Recently, there has been a lot of attention focused toward domestic violence. If you are in a position of witnessing or hearing about domestic violence, here are some ways to react to help protect the victim.

1. “Is someone hurting you?” Some people believe that a lot of relationships are violent. They may know a lot of people with violent histories. They may have been a child witness to domestic violence. They may not have experience with other ways of being in a relationship. They may not know that what they are experiencing is abuse. Healthy loving relationships do not involve hitting, spying, manipulating, breaking things, controlling how much food a person eats, what they wear or who they talk to, etc. A conversation on healthy relationships may really bring things out in the open.

2. “I believe you.” Many people who are being abused see their circumstances as so far out of the realm of normal that no one would believe them if they told their story. Saying your believe them, no matter how strange the story sounds or how nice their partner seems, is a big step toward being a support to them.

3. “It’s not your fault.” So many times people who are being abused have been told, “If you only…” by their abuser. Some may have even begun to believe that they deserve what they are getting. Reassure the victim that violence is never OK and they did not do anything to deserve it.

4. “What can I do for you? How can I help you?” Being open and refraining from giving advice keeps the conversation open. Many victims will say, “I just need you to listen and to believe me.” If you are someone’s employer, you can offer to give them some flexibility in their schedule for appointments with domestic violence professionals, their lawyer or police.

5. “Do you have any resources?” There are people who spend their whole career working to keep victims safe. Referring your friend to them is going to be the most help that you can offer them. You may want to offer to make the call with your friend. After they talk with a professional, they may come to you for more help. There is a National Domestic Violence Hotline that can be reached at 1−800−799−7233 or TTY 1−800−787−3224 or www.thehotline.org. Also, 211, like 411, will also connect you with a professional who can point you in a good direction. They are also available online at 211info.org.

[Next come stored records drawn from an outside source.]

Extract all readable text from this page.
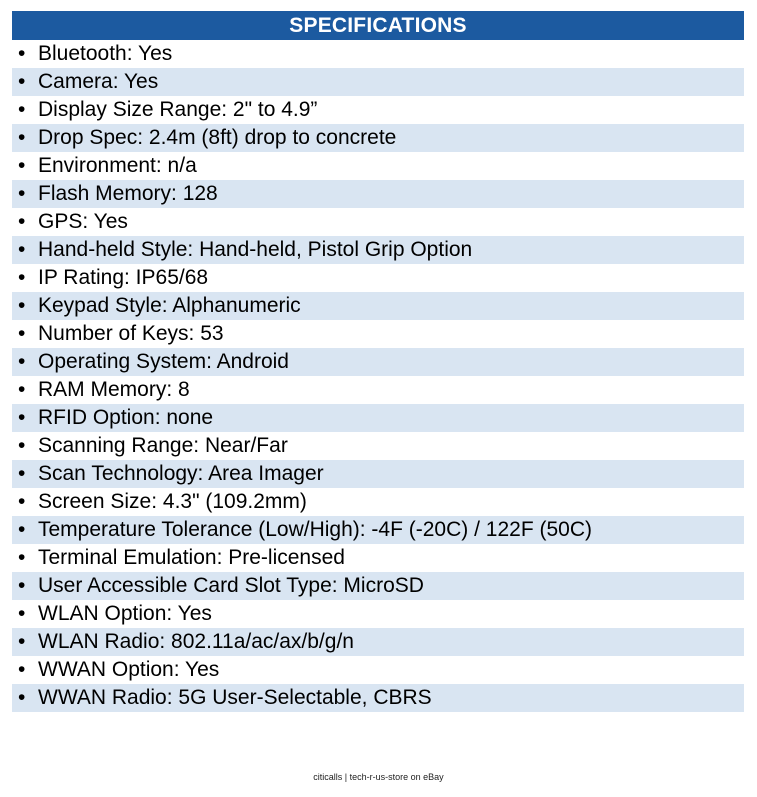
SPECIFICATIONS
• Bluetooth: Yes
• Camera: Yes
• Display Size Range: 2" to 4.9”
• Drop Spec: 2.4m (8ft) drop to concrete
• Environment: n/a
• Flash Memory: 128
• GPS: Yes
• Hand-held Style: Hand-held, Pistol Grip Option
• IP Rating: IP65/68
• Keypad Style: Alphanumeric
• Number of Keys: 53
• Operating System: Android
• RAM Memory: 8
• RFID Option: none
• Scanning Range: Near/Far
• Scan Technology: Area Imager
• Screen Size: 4.3" (109.2mm)
• Temperature Tolerance (Low/High): -4F (-20C) / 122F (50C)
• Terminal Emulation: Pre-licensed
• User Accessible Card Slot Type: MicroSD
• WLAN Option: Yes
• WLAN Radio: 802.11a/ac/ax/b/g/n
• WWAN Option: Yes
• WWAN Radio: 5G User-Selectable, CBRS
citicalls | tech-r-us-store on eBay
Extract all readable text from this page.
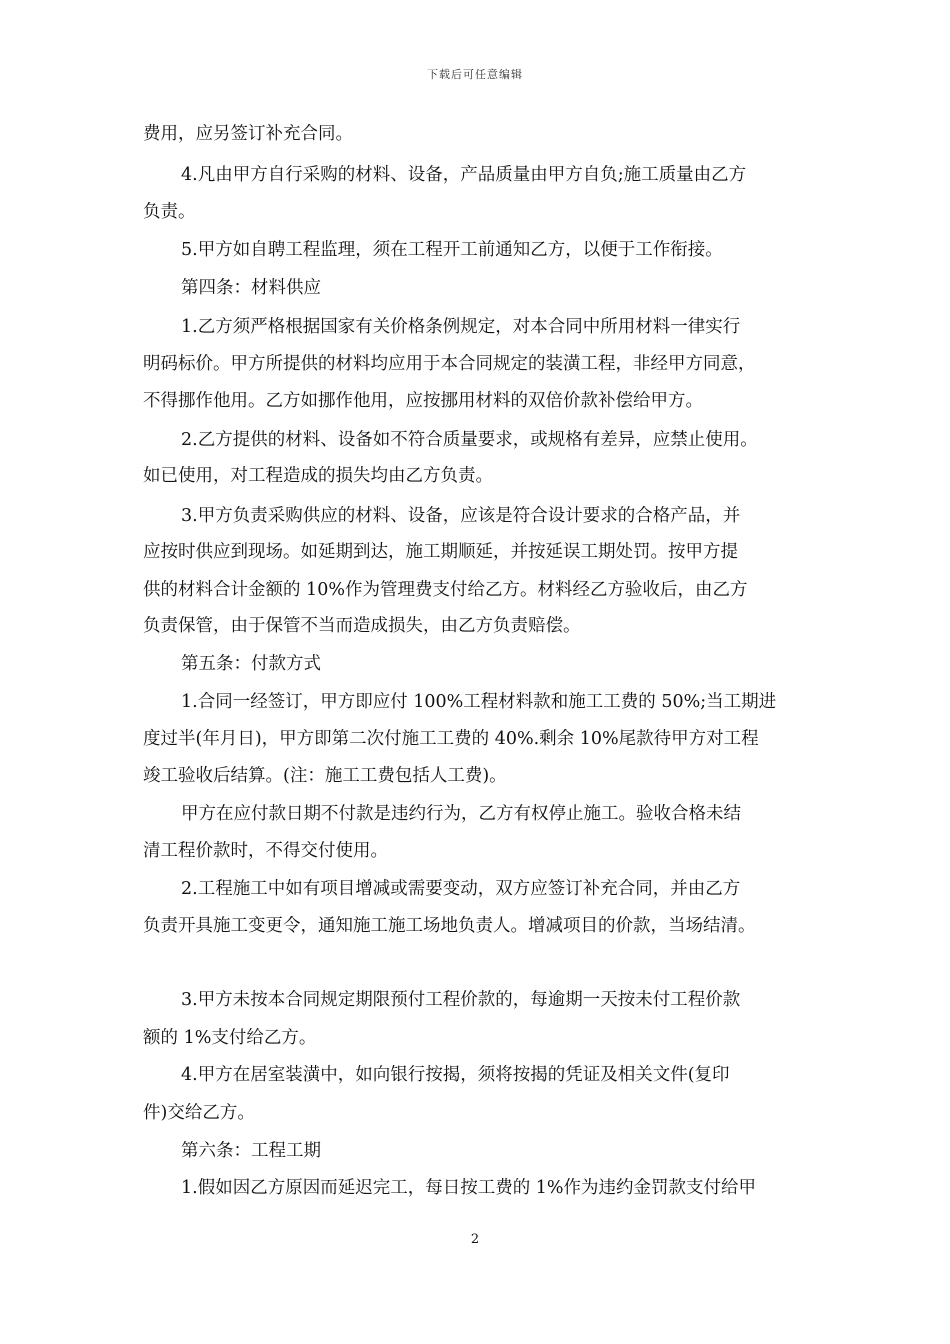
下载后可任意编辑
费用，应另签订补充合同。
4.凡由甲方自行采购的材料、设备，产品质量由甲方自负;施工质量由乙方
负责。
5.甲方如自聘工程监理，须在工程开工前通知乙方，以便于工作衔接。
第四条：材料供应
1.乙方须严格根据国家有关价格条例规定，对本合同中所用材料一律实行
明码标价。甲方所提供的材料均应用于本合同规定的装潢工程，非经甲方同意，
不得挪作他用。乙方如挪作他用，应按挪用材料的双倍价款补偿给甲方。
2.乙方提供的材料、设备如不符合质量要求，或规格有差异，应禁止使用。
如已使用，对工程造成的损失均由乙方负责。
3.甲方负责采购供应的材料、设备，应该是符合设计要求的合格产品，并
应按时供应到现场。如延期到达，施工期顺延，并按延误工期处罚。按甲方提
供的材料合计金额的 10%作为管理费支付给乙方。材料经乙方验收后，由乙方
负责保管，由于保管不当而造成损失，由乙方负责赔偿。
第五条：付款方式
1.合同一经签订，甲方即应付 100%工程材料款和施工工费的 50%;当工期进
度过半(年月日)，甲方即第二次付施工工费的 40%.剩余 10%尾款待甲方对工程
竣工验收后结算。(注：施工工费包括人工费)。
甲方在应付款日期不付款是违约行为，乙方有权停止施工。验收合格未结
清工程价款时，不得交付使用。
2.工程施工中如有项目增减或需要变动，双方应签订补充合同，并由乙方
负责开具施工变更令，通知施工施工场地负责人。增减项目的价款，当场结清。
3.甲方未按本合同规定期限预付工程价款的，每逾期一天按未付工程价款
额的 1%支付给乙方。
4.甲方在居室装潢中，如向银行按揭，须将按揭的凭证及相关文件(复印
件)交给乙方。
第六条：工程工期
1.假如因乙方原因而延迟完工，每日按工费的 1%作为违约金罚款支付给甲
2
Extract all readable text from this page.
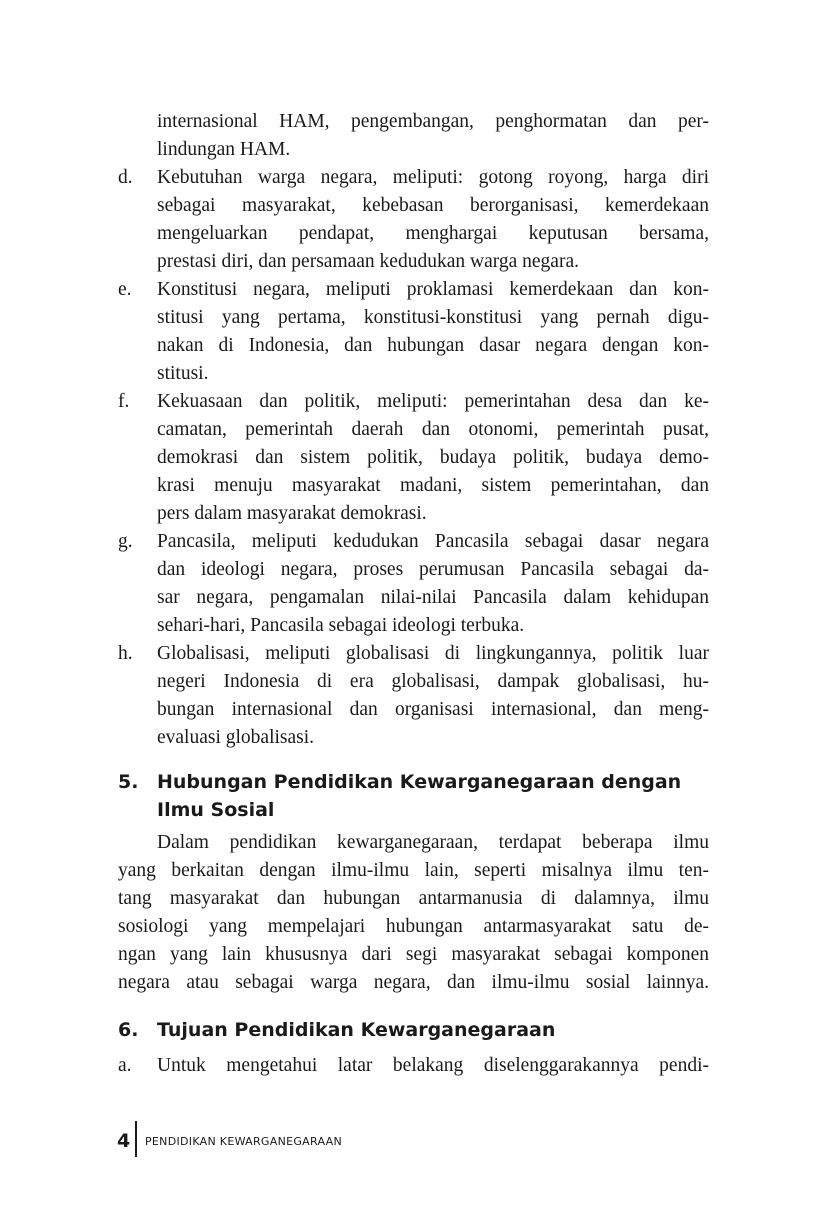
internasional HAM, pengembangan, penghormatan dan per-
lindungan HAM.
d. Kebutuhan warga negara, meliputi: gotong royong, harga diri
sebagai masyarakat, kebebasan berorganisasi, kemerdekaan
mengeluarkan pendapat, menghargai keputusan bersama,
prestasi diri, dan persamaan kedudukan warga negara.
e. Konstitusi negara, meliputi proklamasi kemerdekaan dan kon-
stitusi yang pertama, konstitusi-konstitusi yang pernah digu-
nakan di Indonesia, dan hubungan dasar negara dengan kon-
stitusi.
f. Kekuasaan dan politik, meliputi: pemerintahan desa dan ke-
camatan, pemerintah daerah dan otonomi, pemerintah pusat,
demokrasi dan sistem politik, budaya politik, budaya demo-
krasi menuju masyarakat madani, sistem pemerintahan, dan
pers dalam masyarakat demokrasi.
g. Pancasila, meliputi kedudukan Pancasila sebagai dasar negara
dan ideologi negara, proses perumusan Pancasila sebagai da-
sar negara, pengamalan nilai-nilai Pancasila dalam kehidupan
sehari-hari, Pancasila sebagai ideologi terbuka.
h. Globalisasi, meliputi globalisasi di lingkungannya, politik luar
negeri Indonesia di era globalisasi, dampak globalisasi, hu-
bungan internasional dan organisasi internasional, dan meng-
evaluasi globalisasi.
5. Hubungan Pendidikan Kewarganegaraan dengan
Ilmu Sosial
Dalam pendidikan kewarganegaraan, terdapat beberapa ilmu
yang berkaitan dengan ilmu-ilmu lain, seperti misalnya ilmu ten-
tang masyarakat dan hubungan antarmanusia di dalamnya, ilmu
sosiologi yang mempelajari hubungan antarmasyarakat satu de-
ngan yang lain khususnya dari segi masyarakat sebagai komponen
negara atau sebagai warga negara, dan ilmu-ilmu sosial lainnya.
6. Tujuan Pendidikan Kewarganegaraan
a. Untuk mengetahui latar belakang diselenggarakannya pendi-
4 PENDIDIKAN KEWARGANEGARAAN
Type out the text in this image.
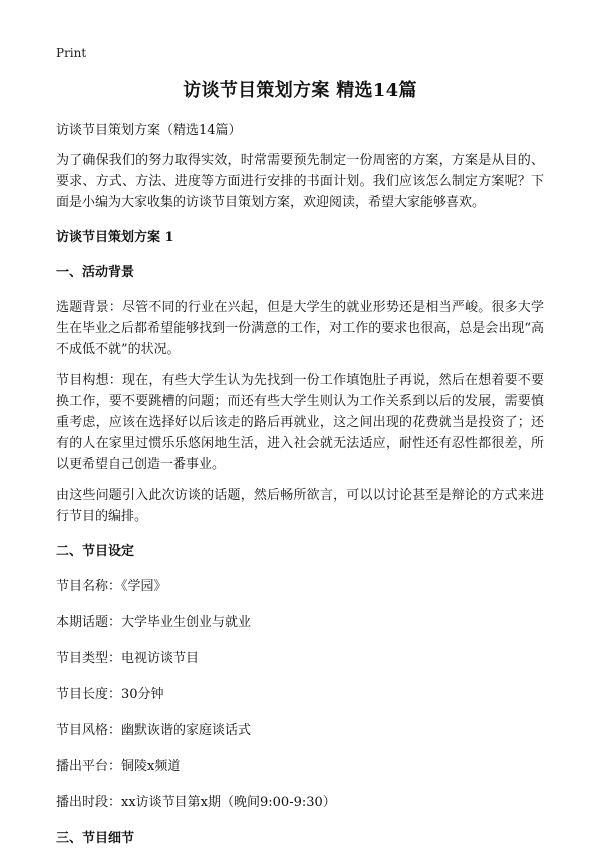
Print
访谈节目策划方案 精选14篇

访谈节目策划方案（精选14篇）

为了确保我们的努力取得实效，时常需要预先制定一份周密的方案，方案是从目的、要求、方式、方法、进度等方面进行安排的书面计划。我们应该怎么制定方案呢？下面是小编为大家收集的访谈节目策划方案，欢迎阅读，希望大家能够喜欢。

访谈节目策划方案 1

一、活动背景

选题背景：尽管不同的行业在兴起，但是大学生的就业形势还是相当严峻。很多大学生在毕业之后都希望能够找到一份满意的工作，对工作的要求也很高，总是会出现“高不成低不就”的状况。

节目构想：现在，有些大学生认为先找到一份工作填饱肚子再说，然后在想着要不要换工作，要不要跳槽的问题；而还有些大学生则认为工作关系到以后的发展，需要慎重考虑，应该在选择好以后该走的路后再就业，这之间出现的花费就当是投资了；还有的人在家里过惯乐乐悠闲地生活，进入社会就无法适应，耐性还有忍性都很差，所以更希望自己创造一番事业。

由这些问题引入此次访谈的话题，然后畅所欲言，可以以讨论甚至是辩论的方式来进行节目的编排。

二、节目设定

节目名称：《学园》

本期话题：大学毕业生创业与就业

节目类型：电视访谈节目

节目长度：30分钟

节目风格：幽默诙谐的家庭谈话式

播出平台：铜陵x频道

播出时段：xx访谈节目第x期（晚间9:00-9:30）

三、节目细节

What happens if you think a friend is abusing their partner? Say something. Telling a friend that you don’t like the way they talk to their romantic partner or to their kids takes bravery. We think, “It’s none of my business. It’s a private matter. I don’t want to start a fight.” Most people value the opinion of their friends and will correct their behavior if they are called out on it. Saying something as simple as, “Ouch! That was harsh” or “Hey, that makes me uncomfortable when you talk to your wife like that,” is enough to let your friend know that you are not OK with their behavior and gives them an opportunity to change. They may really need some help to know when they are crossing the line. If you think they are crossing the line in front of you, they are very likely crossing the line when no one is watching.

If you suspect someone you know is being abused or is abusing their partner and you don’t know how to talk to them about it, you can talk with a domestic violence professional before you talk to your friend. Call 211 to find a professional in your area. They will be happy to help you. No one deserves to be abused.